Holy Blood of Weingarten by Cornelis Galle (1615-1678). 1 copy worldwide.
Cornelis Galle the Younger / [Holy Blood of Weingarten]. S. Sanguis Christi In Monasterio Weingartensi. Gebett. Von dem H. Blut Christi. O Her: Jesu Christe der du von Him[m]eln … S.l. [likely Antwerp]: “C. Galle,” s.a. [17th century]. [9.6 x 7.2 cm], [1] f. engraving. Well preserved.
Very rare (1 example worldwide: Museum Catharijneconvent, Utrecht) German-language devotional engraving by the Antwerp printmaker Cornelis Galle the Younger (1615-1678). The print depicts the reliquary containing the Blood of Christ famously housed at Weingarten Abbey (near Ravensburg, in Baden-Württemberg), which is depicted in the distance.
Saints Francis and Benedict are shown kneeling in veneration of the relic, and at the foot of the print is the German prayer “On the Holy Blood of Christ.”
The Blood of Christ was collected at the Crucifixion by St. Longinus, who preserved it in a box, which later was buried at Mantua. It was rediscovered in 804 but reburied during the Norman invasions. In 1048 it was again rediscovered and divided into three parts, one of which remained at Mantua, one of which was sent to Rome, and one of which was given to Emperor Henry III. Henry’s share was passed down and came to Weingarten in the 1090s. It is venerated in a procession (the Blutritt) on the Friday after the feast of the Ascension (see the monumental N. Kruse & H. U. Rudolf, 900 Jahre Heilig-Blut-Verehrung in Weingarten, 1094-1994, 3 vols.).

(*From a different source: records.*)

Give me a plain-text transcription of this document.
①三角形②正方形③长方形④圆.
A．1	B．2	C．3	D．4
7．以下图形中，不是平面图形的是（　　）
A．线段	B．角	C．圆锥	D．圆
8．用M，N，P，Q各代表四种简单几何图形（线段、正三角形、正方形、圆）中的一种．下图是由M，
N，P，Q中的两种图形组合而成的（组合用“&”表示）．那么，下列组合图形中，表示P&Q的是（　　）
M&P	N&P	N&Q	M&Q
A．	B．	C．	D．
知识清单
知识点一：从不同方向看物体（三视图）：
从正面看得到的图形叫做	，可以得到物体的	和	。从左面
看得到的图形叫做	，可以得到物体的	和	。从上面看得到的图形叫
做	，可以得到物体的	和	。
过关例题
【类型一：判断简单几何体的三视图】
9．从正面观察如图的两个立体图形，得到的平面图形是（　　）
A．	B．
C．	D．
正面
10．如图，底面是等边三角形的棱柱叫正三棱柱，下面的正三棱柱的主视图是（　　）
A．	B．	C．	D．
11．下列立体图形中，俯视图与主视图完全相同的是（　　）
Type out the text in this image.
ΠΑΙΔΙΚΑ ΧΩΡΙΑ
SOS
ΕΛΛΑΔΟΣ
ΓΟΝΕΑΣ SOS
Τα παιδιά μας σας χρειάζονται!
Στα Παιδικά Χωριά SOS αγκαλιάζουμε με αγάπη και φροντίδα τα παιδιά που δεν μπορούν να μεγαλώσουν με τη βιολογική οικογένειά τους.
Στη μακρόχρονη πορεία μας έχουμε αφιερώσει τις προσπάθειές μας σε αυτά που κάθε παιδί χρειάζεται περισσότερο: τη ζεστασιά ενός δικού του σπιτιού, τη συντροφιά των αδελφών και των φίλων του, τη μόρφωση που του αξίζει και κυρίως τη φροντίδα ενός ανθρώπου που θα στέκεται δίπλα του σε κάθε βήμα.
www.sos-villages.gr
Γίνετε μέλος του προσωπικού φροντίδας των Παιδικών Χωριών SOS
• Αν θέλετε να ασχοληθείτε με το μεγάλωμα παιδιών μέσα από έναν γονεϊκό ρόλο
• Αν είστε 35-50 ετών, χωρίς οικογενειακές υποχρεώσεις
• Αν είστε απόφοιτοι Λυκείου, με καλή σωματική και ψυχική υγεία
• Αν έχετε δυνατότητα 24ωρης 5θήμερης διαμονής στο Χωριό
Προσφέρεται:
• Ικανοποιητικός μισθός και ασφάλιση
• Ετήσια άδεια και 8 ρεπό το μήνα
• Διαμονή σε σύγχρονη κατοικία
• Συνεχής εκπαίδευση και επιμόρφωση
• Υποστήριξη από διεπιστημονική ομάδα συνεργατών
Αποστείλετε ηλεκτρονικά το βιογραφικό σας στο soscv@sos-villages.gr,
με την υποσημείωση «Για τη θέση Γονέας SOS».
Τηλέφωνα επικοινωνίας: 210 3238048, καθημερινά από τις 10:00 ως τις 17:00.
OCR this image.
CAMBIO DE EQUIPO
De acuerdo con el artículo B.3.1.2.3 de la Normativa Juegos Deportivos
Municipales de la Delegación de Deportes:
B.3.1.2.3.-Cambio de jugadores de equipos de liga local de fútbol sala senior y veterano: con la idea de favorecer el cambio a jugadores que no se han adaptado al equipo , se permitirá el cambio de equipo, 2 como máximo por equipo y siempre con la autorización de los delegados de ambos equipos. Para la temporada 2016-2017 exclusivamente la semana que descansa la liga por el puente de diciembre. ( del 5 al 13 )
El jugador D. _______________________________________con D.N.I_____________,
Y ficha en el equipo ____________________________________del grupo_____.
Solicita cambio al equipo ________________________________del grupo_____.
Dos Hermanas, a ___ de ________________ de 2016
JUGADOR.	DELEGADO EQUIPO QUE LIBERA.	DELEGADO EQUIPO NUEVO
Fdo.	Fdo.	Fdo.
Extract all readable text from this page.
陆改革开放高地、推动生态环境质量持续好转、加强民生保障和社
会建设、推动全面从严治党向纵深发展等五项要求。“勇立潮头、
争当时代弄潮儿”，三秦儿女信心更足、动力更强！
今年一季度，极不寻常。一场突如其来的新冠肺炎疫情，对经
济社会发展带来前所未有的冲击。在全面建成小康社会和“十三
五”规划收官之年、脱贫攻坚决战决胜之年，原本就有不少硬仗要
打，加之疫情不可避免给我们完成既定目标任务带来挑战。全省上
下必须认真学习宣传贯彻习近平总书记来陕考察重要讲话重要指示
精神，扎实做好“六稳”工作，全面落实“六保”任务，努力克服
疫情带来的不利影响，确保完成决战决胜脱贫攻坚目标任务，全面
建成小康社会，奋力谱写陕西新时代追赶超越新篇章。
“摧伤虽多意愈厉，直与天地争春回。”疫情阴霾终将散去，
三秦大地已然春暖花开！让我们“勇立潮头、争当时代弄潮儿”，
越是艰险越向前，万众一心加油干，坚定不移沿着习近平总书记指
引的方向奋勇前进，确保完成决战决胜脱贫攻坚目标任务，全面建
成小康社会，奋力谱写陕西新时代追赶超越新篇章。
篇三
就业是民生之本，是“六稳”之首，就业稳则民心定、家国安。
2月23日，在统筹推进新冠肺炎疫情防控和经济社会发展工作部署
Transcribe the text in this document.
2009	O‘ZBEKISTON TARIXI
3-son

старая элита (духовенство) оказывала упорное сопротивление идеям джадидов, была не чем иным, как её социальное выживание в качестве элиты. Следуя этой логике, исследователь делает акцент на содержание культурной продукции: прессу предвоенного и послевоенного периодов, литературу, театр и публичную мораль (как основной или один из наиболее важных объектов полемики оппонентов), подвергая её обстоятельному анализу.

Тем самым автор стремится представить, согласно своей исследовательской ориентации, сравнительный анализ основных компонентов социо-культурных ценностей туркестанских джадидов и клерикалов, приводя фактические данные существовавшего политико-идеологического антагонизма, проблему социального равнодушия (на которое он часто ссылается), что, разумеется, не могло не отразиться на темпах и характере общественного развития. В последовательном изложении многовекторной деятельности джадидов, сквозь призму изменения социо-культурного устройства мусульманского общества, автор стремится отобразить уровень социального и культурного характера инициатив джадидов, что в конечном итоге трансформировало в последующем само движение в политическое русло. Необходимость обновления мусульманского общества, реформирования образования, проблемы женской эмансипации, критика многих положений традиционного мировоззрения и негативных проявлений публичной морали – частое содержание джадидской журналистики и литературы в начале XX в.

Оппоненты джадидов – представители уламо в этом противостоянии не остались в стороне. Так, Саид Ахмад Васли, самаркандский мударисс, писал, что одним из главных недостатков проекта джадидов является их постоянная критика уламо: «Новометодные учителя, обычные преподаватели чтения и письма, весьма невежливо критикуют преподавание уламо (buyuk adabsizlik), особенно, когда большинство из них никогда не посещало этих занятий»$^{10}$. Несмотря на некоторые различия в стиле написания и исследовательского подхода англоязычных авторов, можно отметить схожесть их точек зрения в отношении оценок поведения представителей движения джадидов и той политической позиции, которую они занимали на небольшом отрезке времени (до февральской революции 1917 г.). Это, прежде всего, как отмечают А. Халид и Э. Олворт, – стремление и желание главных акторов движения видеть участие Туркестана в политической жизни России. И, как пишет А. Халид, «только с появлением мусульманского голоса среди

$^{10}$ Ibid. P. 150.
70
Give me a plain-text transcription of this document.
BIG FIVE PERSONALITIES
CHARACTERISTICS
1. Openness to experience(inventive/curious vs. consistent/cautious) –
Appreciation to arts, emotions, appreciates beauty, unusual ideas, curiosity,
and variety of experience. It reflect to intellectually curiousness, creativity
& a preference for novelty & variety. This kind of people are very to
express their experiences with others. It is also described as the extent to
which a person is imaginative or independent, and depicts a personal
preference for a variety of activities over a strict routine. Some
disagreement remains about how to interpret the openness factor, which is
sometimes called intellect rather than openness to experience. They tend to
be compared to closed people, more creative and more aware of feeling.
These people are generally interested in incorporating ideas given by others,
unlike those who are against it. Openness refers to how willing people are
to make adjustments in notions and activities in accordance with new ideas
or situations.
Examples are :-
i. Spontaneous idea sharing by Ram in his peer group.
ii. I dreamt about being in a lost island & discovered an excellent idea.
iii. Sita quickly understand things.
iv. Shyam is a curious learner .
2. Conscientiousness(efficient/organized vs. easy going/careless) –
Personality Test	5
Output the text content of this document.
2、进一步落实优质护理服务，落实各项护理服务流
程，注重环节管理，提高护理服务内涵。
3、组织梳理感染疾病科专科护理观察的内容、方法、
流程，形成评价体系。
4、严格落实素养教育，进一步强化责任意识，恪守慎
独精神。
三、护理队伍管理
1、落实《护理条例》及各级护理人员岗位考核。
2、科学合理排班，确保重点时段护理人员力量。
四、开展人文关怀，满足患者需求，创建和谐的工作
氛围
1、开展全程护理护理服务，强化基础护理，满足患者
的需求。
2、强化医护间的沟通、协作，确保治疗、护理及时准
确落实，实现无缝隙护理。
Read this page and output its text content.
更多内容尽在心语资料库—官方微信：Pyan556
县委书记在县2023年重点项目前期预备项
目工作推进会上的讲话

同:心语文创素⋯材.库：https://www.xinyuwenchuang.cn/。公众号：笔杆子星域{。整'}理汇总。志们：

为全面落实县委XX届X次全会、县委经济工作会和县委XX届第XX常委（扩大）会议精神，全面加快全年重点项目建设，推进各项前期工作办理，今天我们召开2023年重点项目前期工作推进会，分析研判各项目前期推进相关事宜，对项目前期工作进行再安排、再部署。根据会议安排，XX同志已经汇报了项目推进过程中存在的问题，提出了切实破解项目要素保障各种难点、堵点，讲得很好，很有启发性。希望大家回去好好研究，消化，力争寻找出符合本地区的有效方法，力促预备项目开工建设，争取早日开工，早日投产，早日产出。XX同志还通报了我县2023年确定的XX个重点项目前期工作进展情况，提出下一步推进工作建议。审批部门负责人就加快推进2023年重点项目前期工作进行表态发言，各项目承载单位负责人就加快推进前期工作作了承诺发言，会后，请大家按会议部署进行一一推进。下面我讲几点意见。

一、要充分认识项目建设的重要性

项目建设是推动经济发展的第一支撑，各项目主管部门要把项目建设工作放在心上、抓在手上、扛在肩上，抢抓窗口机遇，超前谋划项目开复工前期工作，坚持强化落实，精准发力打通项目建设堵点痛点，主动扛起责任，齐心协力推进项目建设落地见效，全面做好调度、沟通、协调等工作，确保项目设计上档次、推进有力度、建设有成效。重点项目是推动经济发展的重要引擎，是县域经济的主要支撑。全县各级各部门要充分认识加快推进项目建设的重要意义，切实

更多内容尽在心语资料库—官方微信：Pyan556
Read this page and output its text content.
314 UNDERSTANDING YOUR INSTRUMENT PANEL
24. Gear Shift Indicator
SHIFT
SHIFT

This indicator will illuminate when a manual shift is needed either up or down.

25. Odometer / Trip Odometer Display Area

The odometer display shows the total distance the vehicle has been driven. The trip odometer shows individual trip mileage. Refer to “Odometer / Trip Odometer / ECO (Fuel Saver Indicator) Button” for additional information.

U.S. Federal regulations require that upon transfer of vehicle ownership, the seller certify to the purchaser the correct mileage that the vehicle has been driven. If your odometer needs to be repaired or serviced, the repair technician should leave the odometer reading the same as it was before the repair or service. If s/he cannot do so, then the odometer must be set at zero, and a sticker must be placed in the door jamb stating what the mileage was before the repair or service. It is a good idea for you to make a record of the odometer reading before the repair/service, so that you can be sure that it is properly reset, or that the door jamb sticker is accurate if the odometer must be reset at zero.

This print is not recorded in the Galle volumes of New Hollstein or in Kruse & Rudolf, but a copy on vellum is preserved at the Museum Catharijneconvent (RMCC dp221) where it is the verso of a bidprent commemorating a death in 1821, a fact which suggests that the plate survived at least into the nineteenth century. A copy is also illustrated (without comment) in Rond den Heerd: Een leer- en leesblad voor alle lieden, vol. 7, no 22 (27 April 1872), p. 189. A similar design by Cornelis Galle, in which Francis and Benedict are replaced by Welf IV and Judith of Flanders, is better known (see Kruse & Rudolf, vol. 1, Abb. 185, and British Museum 1891,0414.708).